The decision to end T.P.S. affects only Venezuelans who received the protections in 2023. Just before Mr. Trump took office in January, the Biden administration extended their temporary legal status until October 2026; Ms. Noem revoked that extension.

A separate group of more than 250,000 Venezuelans received T.P.S. in 2021; their protected status is supposed to end in September, and the Trump administration has so far not announced plans to cut it off sooner.

“Shame on every Republican official who’s complicit, especially in Florida, in sending Venezuelans back to a nightmare,” Maria Corina Vegas, a Venezuelan American and Democratic state committeewoman, said in a news conference outside Miami City Hall last week. “You’re turning your backs on a community that trusted you, that fled tyranny in search of freedom. You will be remembered for this betrayal.”
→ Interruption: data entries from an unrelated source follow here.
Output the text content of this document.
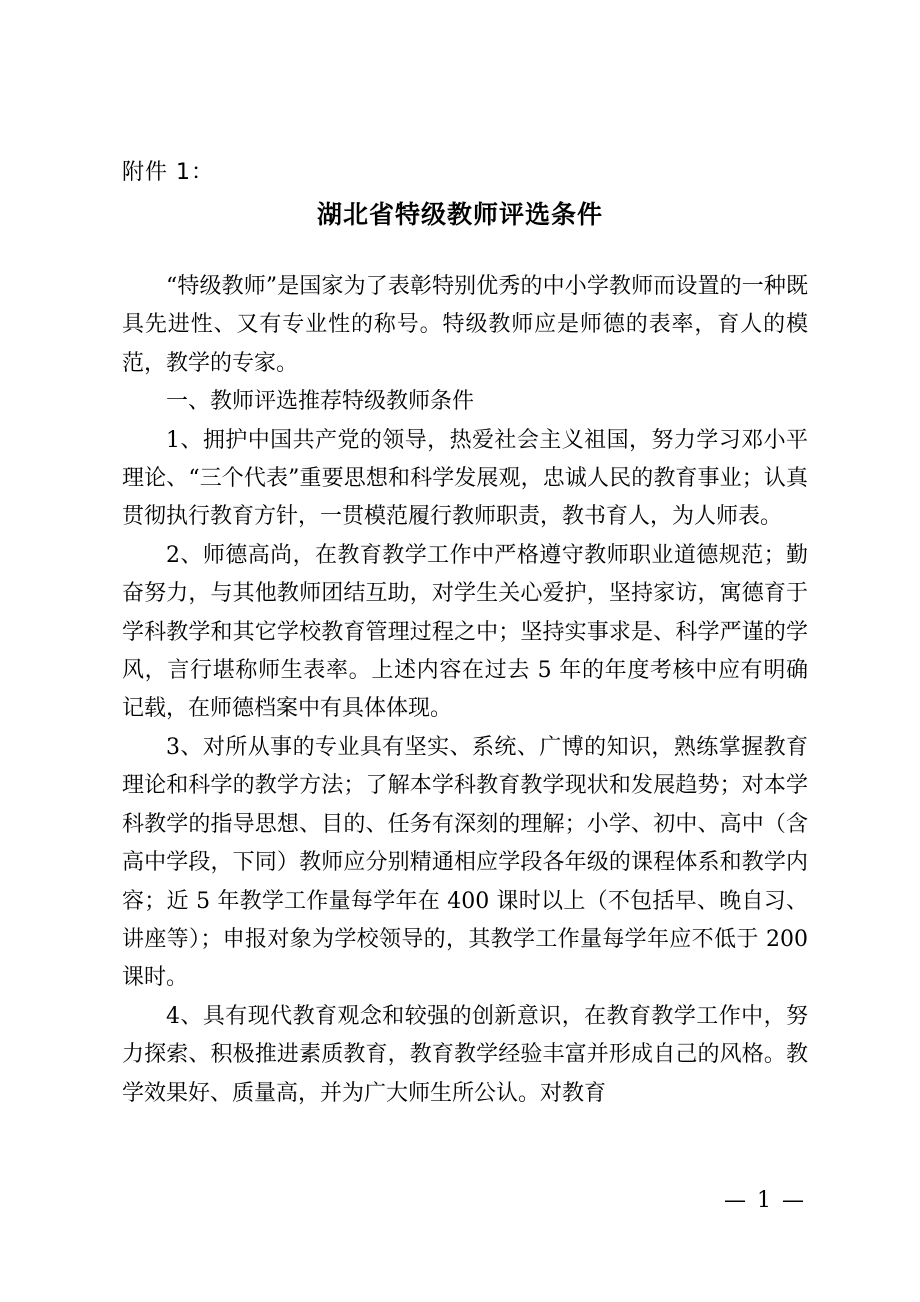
附件 1：
湖北省特级教师评选条件

“特级教师”是国家为了表彰特别优秀的中小学教师而设置的一种既具先进性、又有专业性的称号。特级教师应是师德的表率，育人的模范，教学的专家。

一、教师评选推荐特级教师条件

1、拥护中国共产党的领导，热爱社会主义祖国，努力学习邓小平理论、“三个代表”重要思想和科学发展观，忠诚人民的教育事业；认真贯彻执行教育方针，一贯模范履行教师职责，教书育人，为人师表。

2、师德高尚，在教育教学工作中严格遵守教师职业道德规范；勤奋努力，与其他教师团结互助，对学生关心爱护，坚持家访，寓德育于学科教学和其它学校教育管理过程之中；坚持实事求是、科学严谨的学风，言行堪称师生表率。上述内容在过去 5 年的年度考核中应有明确记载，在师德档案中有具体体现。

3、对所从事的专业具有坚实、系统、广博的知识，熟练掌握教育理论和科学的教学方法；了解本学科教育教学现状和发展趋势；对本学科教学的指导思想、目的、任务有深刻的理解；小学、初中、高中（含高中学段，下同）教师应分别精通相应学段各年级的课程体系和教学内容；近 5 年教学工作量每学年在 400 课时以上（不包括早、晚自习、讲座等）；申报对象为学校领导的，其教学工作量每学年应不低于 200 课时。

4、具有现代教育观念和较强的创新意识，在教育教学工作中，努力探索、积极推进素质教育，教育教学经验丰富并形成自己的风格。教学效果好、质量高，并为广大师生所公认。对教育

— 1 —
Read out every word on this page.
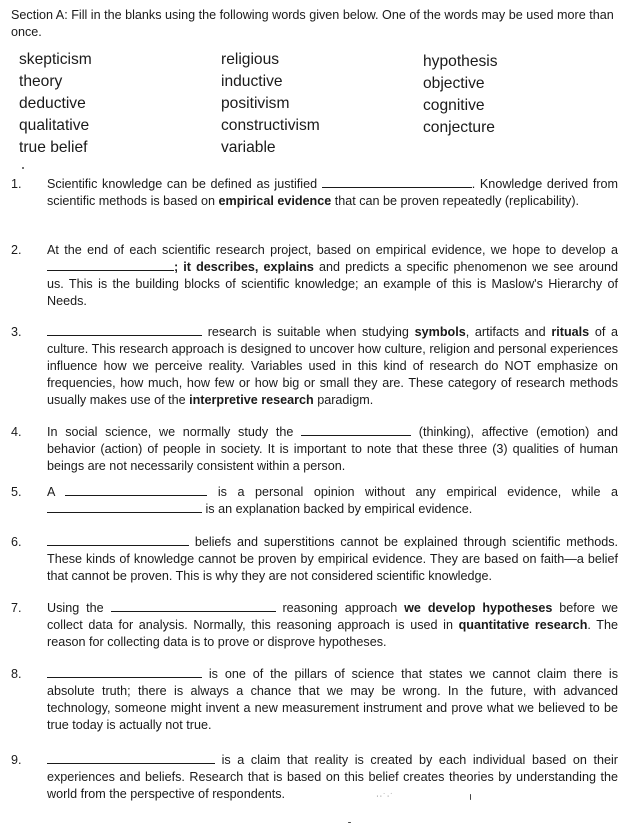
Section A: Fill in the blanks using the following words given below. One of the words may be used more than once.
skepticism
theory
deductive
qualitative
true belief
religious
inductive
positivism
constructivism
variable
hypothesis
objective
cognitive
conjecture
1. Scientific knowledge can be defined as justified	. Knowledge derived from scientific methods is based on empirical evidence that can be proven repeatedly (replicability).
2. At the end of each scientific research project, based on empirical evidence, we hope to develop a ; it describes, explains and predicts a specific phenomenon we see around us. This is the building blocks of scientific knowledge; an example of this is Maslow's Hierarchy of Needs.
3.	research is suitable when studying symbols, artifacts and rituals of a culture. This research approach is designed to uncover how culture, religion and personal experiences influence how we perceive reality. Variables used in this kind of research do NOT emphasize on frequencies, how much, how few or how big or small they are. These category of research methods usually makes use of the interpretive research paradigm.
4. In social science, we normally study the	(thinking), affective (emotion) and behavior (action) of people in society. It is important to note that these three (3) qualities of human beings are not necessarily consistent within a person.
5. A	is a personal opinion without any empirical evidence, while a  is an explanation backed by empirical evidence.
6.	beliefs and superstitions cannot be explained through scientific methods. These kinds of knowledge cannot be proven by empirical evidence. They are based on faith—a belief that cannot be proven. This is why they are not considered scientific knowledge.
7. Using the	reasoning approach we develop hypotheses before we collect data for analysis. Normally, this reasoning approach is used in quantitative research. The reason for collecting data is to prove or disprove hypotheses.
8.	is one of the pillars of science that states we cannot claim there is absolute truth; there is always a chance that we may be wrong. In the future, with advanced technology, someone might invent a new measurement instrument and prove what we believed to be true today is actually not true.
9.	is a claim that reality is created by each individual based on their experiences and beliefs. Research that is based on this belief creates theories by understanding the world from the perspective of respondents.	⋅⋅˙⋅˙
Even as Venezuelan Americans voiced their dismay last week, state lawmakers approved legislation cracking down on illegal immigration enforcement. When Gov. Ron DeSantis, a Republican, was recently asked about whether he supported ending T.P.S. for Venezuelans, he noted that “the people that voted for me are not on T.P.S. They are U.S. citizens.”

He conceded that the situation in Venezuela was “still bad” but said that former President Joseph R. Biden Jr. had been guilty of “abusing” T.P.S. and that Mr. Trump was “getting the law right.”

“He’s going to get control over who is in this country,” Mr. DeSantis added. “You cannot have a situation where people are just pouring in willy-nilly.”

Gustavo Garagorry, the president of the Venezuelan American Republican Club Miami-Dade, said his support of Mr. Trump remained steadfast. People like him, who immigrated more than 20 years ago, are unaffected by ending the protections.

“President Trump is the president of Americans,” he said, “not the president of Venezuelans.”

Alain Delaquérière contributed research.